South Australia launches battery subsidy scheme


Australia’s biggest battery subsidy scheme that will help pay the installation of a home battery system in South Australia has been officially opened by the state government today.

Under the Home Battery Scheme, the subsidies of up to $6,000 will be available to 40,000 South Australian households and scaled in line with the size of the system being installed.

This means that a household with a large battery providing 10kWh of storage would be in line for a $5,000 or $6,000 subsidy, the latter one being reserved for concession holders – such as pensioners and low-income homes.

The $100 million in state government subsidies have been matched by $100 million in low-interest loans from the Clean Energy Finance Corporation (CEFC) for the balance of the battery and new solar if required.

These loans will be delivered through U.K.-based RateSetter’s new South Australia-specific renewable energy lending market, in cases when the upfront costs of the home battery system installations are not met by the South Australia government subsidies

Households can visit a dedicated website where they can find a qualified system provider, search for an approved battery system, request a quote and apply for the subsidy and low-interest loan.

Premier Steven Marshall said this $200 million investment is a central plank of his government’s plans to cut the price of electricity for South Australian households and businesses.

“Households will enjoy savings of thousands of dollars on their electricity bills over the life of the battery,” Premier Marshall said.

“We are also creating jobs and attracting new business to our state by giving priority to qualified system providers who commit to installing approved battery systems that are manufactured or assembled in South Australia,” Premier Marshall said.

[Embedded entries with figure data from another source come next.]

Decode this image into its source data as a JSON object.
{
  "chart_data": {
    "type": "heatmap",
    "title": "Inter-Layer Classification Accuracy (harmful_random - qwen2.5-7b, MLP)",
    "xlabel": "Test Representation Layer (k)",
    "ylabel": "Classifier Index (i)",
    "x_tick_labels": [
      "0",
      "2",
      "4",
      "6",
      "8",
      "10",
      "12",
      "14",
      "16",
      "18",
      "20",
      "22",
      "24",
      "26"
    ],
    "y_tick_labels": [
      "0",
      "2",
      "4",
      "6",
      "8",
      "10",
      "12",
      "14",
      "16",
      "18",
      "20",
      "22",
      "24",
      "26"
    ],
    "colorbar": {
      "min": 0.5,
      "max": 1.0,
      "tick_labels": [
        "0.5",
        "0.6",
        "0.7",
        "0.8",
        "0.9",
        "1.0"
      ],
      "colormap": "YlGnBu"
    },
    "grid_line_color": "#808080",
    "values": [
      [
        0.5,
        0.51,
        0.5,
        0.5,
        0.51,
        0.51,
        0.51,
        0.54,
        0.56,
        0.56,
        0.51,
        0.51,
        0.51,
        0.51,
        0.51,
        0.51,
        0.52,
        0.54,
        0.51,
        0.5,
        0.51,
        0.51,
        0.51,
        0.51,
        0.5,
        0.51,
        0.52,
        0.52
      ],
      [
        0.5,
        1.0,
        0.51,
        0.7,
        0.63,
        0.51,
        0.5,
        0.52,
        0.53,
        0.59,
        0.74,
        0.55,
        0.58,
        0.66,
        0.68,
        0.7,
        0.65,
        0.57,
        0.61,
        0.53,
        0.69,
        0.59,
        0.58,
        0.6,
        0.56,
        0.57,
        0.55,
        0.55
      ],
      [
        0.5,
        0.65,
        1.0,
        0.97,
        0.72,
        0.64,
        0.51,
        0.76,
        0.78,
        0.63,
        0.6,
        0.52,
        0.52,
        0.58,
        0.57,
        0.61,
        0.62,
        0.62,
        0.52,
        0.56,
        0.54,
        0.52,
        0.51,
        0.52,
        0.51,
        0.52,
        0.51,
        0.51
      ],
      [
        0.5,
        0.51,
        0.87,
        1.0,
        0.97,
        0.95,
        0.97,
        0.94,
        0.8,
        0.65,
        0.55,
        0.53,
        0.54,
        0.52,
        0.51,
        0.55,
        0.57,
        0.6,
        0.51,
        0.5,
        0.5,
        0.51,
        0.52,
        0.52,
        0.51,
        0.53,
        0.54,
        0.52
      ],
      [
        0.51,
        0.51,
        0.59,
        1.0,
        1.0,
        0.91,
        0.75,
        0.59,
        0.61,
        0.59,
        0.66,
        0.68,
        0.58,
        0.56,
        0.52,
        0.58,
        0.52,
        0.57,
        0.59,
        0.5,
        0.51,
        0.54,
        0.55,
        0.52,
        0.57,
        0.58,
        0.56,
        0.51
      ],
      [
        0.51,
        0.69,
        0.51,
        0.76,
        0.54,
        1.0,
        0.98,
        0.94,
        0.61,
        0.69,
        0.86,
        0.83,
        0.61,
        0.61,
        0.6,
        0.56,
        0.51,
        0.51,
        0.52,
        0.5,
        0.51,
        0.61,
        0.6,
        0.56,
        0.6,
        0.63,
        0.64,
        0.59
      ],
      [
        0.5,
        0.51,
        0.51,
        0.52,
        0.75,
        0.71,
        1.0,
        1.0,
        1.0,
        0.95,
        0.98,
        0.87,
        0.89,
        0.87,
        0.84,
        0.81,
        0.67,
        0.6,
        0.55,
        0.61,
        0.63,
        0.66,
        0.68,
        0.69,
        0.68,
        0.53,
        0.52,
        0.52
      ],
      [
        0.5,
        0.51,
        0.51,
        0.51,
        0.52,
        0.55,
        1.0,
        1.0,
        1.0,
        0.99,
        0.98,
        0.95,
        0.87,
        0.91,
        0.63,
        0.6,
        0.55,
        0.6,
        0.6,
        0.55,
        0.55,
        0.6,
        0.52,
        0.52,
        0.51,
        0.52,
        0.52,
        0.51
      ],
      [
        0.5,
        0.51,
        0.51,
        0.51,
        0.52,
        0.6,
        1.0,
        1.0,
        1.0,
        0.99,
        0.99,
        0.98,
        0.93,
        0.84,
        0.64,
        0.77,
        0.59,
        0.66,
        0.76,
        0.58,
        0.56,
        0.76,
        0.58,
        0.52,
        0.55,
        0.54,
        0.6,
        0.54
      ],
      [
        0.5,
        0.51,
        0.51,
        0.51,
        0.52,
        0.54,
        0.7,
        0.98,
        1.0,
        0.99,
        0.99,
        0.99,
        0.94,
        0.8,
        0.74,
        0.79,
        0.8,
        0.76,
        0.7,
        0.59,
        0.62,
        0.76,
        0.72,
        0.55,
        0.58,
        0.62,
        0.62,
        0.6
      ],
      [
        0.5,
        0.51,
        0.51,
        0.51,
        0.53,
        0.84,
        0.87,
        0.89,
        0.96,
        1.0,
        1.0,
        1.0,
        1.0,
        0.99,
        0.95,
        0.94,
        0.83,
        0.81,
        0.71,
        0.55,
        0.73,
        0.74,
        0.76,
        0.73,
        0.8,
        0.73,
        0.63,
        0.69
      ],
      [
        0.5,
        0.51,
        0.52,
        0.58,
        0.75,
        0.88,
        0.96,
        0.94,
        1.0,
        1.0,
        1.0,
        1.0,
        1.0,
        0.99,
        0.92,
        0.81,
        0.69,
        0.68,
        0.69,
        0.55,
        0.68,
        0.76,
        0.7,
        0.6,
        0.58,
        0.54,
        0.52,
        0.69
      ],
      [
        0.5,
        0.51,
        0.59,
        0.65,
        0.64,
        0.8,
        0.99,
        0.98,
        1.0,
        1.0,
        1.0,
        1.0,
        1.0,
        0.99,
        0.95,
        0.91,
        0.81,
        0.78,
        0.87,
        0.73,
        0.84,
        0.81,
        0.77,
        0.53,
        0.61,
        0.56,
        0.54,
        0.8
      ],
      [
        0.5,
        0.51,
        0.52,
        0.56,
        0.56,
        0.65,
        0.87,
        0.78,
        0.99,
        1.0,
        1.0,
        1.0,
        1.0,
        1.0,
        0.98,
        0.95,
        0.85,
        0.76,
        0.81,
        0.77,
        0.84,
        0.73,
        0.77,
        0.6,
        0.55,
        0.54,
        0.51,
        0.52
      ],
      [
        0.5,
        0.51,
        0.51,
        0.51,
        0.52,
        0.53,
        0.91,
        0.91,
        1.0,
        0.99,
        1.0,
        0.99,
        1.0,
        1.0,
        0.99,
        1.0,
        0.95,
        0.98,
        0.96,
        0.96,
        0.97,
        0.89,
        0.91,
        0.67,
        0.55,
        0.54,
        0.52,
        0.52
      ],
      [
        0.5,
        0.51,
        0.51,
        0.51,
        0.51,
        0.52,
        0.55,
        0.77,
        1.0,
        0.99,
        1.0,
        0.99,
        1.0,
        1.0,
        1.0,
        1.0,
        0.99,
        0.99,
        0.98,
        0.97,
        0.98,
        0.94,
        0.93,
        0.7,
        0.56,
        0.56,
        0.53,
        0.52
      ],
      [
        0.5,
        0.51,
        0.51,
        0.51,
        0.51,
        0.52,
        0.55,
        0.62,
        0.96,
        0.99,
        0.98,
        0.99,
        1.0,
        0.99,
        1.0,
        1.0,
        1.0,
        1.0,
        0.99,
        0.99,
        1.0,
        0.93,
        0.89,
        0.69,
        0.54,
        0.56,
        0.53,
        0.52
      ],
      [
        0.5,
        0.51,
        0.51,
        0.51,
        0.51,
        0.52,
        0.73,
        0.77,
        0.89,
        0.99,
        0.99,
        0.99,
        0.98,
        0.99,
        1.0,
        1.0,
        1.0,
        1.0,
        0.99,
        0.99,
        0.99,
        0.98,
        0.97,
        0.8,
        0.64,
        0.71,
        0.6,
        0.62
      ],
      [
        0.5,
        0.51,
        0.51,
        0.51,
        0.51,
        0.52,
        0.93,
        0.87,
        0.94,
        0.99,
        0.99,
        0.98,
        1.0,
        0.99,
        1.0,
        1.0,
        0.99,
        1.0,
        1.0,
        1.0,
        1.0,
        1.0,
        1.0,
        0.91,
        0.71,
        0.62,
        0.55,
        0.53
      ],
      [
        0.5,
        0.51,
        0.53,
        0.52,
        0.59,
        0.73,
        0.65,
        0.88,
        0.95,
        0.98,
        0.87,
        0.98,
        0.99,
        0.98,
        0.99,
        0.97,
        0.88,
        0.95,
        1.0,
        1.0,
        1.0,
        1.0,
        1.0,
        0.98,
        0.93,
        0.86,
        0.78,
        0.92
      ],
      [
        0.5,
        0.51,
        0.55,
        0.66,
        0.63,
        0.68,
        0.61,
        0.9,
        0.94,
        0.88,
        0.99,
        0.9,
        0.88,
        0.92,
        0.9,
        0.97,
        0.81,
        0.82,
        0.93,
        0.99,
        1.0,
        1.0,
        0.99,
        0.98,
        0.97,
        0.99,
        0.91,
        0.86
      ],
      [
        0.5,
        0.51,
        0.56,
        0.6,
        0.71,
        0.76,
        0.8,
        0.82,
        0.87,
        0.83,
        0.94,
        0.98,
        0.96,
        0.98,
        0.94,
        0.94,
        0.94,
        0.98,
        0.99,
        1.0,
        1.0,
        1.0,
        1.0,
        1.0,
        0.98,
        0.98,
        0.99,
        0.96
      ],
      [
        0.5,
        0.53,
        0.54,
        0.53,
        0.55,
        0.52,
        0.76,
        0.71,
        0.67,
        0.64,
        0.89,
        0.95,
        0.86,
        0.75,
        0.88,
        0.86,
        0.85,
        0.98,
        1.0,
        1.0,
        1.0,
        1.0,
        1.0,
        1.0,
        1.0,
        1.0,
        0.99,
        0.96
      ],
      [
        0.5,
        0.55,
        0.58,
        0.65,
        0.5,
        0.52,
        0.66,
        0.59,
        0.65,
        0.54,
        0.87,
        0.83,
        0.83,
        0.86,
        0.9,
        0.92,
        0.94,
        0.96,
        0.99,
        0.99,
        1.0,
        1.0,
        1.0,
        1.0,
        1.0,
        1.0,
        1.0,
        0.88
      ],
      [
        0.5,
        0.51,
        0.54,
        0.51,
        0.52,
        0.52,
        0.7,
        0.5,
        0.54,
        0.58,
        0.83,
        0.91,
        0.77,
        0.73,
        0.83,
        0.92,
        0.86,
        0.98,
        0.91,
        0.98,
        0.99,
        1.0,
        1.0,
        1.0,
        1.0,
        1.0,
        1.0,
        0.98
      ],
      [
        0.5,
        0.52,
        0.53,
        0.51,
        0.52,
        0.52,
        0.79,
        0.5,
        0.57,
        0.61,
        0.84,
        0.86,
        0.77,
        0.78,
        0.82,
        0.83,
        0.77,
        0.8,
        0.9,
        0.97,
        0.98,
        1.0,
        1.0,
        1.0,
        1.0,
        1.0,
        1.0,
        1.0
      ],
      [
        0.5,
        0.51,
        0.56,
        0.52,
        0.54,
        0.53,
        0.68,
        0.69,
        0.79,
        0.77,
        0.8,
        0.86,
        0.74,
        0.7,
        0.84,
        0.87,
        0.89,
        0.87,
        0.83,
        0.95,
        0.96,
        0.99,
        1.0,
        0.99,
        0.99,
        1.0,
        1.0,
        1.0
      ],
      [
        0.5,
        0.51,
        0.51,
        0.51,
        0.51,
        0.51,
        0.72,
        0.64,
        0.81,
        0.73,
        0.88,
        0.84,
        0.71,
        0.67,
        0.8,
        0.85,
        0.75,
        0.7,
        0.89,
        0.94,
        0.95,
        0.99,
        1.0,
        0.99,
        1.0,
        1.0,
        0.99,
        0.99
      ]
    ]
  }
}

German battery storage giant sonnen is the first provider to enjoy this benefit since it announced plans to manufacture up to 10,000 battery storage units a year at the former Holden manufacturing site in Elizabeth.

sonnen batteries are available from today with additional brands available after the nine week period – a priority period given to locally manufactured batteries.

The German storage provider has confirmed it expects to produce the first batteries from its production line in Elizabeth next month.

sonnen forecasts the factory to create more than 430 jobs across its operations and installation division within six months of the centre opening.

Benefits for the grid

South Australia is the nation’s leader in renewables deployment with the largest amount of installed wind and solar capacity (1,831MW). With 32.3%, SA features the second highest proportion of households with installed solar panels, close on the heels of Queensland (32.9%). 

The high rooftop solar penetration has changed the grid demand levels over the years (see graphic below), dropping demand during in the middle of the day in what historically was the peak period – the duck curve, and significantly ramping up in demand in the evenings when the sun sets.  

According to the Australian Electricity Marker Operator (AEMO), South Australia has recorded its lowest ever grid demand earlier this month, as widespread adoption of rooftop solar has pushed the grid demand below 600 MW.

As quick swings or ramps in the demand pose a challenge for the AEMO in ensuring the grid’s reliability, technologies, such as batteries, are particularly important, as they can be used to help manage the variation that large penetrations of solar roof-top generation can bring.

When recruited in a virtual power plant, the batteries installed under the SA Home Battery Scheme will offer a great support to the grid.

“Not only will up to 40,000 households enjoy reduced electricity prices by purchasing a home battery system, but the installation of these systems will reduce demand on the network,” said Minister van Holst Pellekaan, noting that this will ultimately result in lower prices for all South Australian households.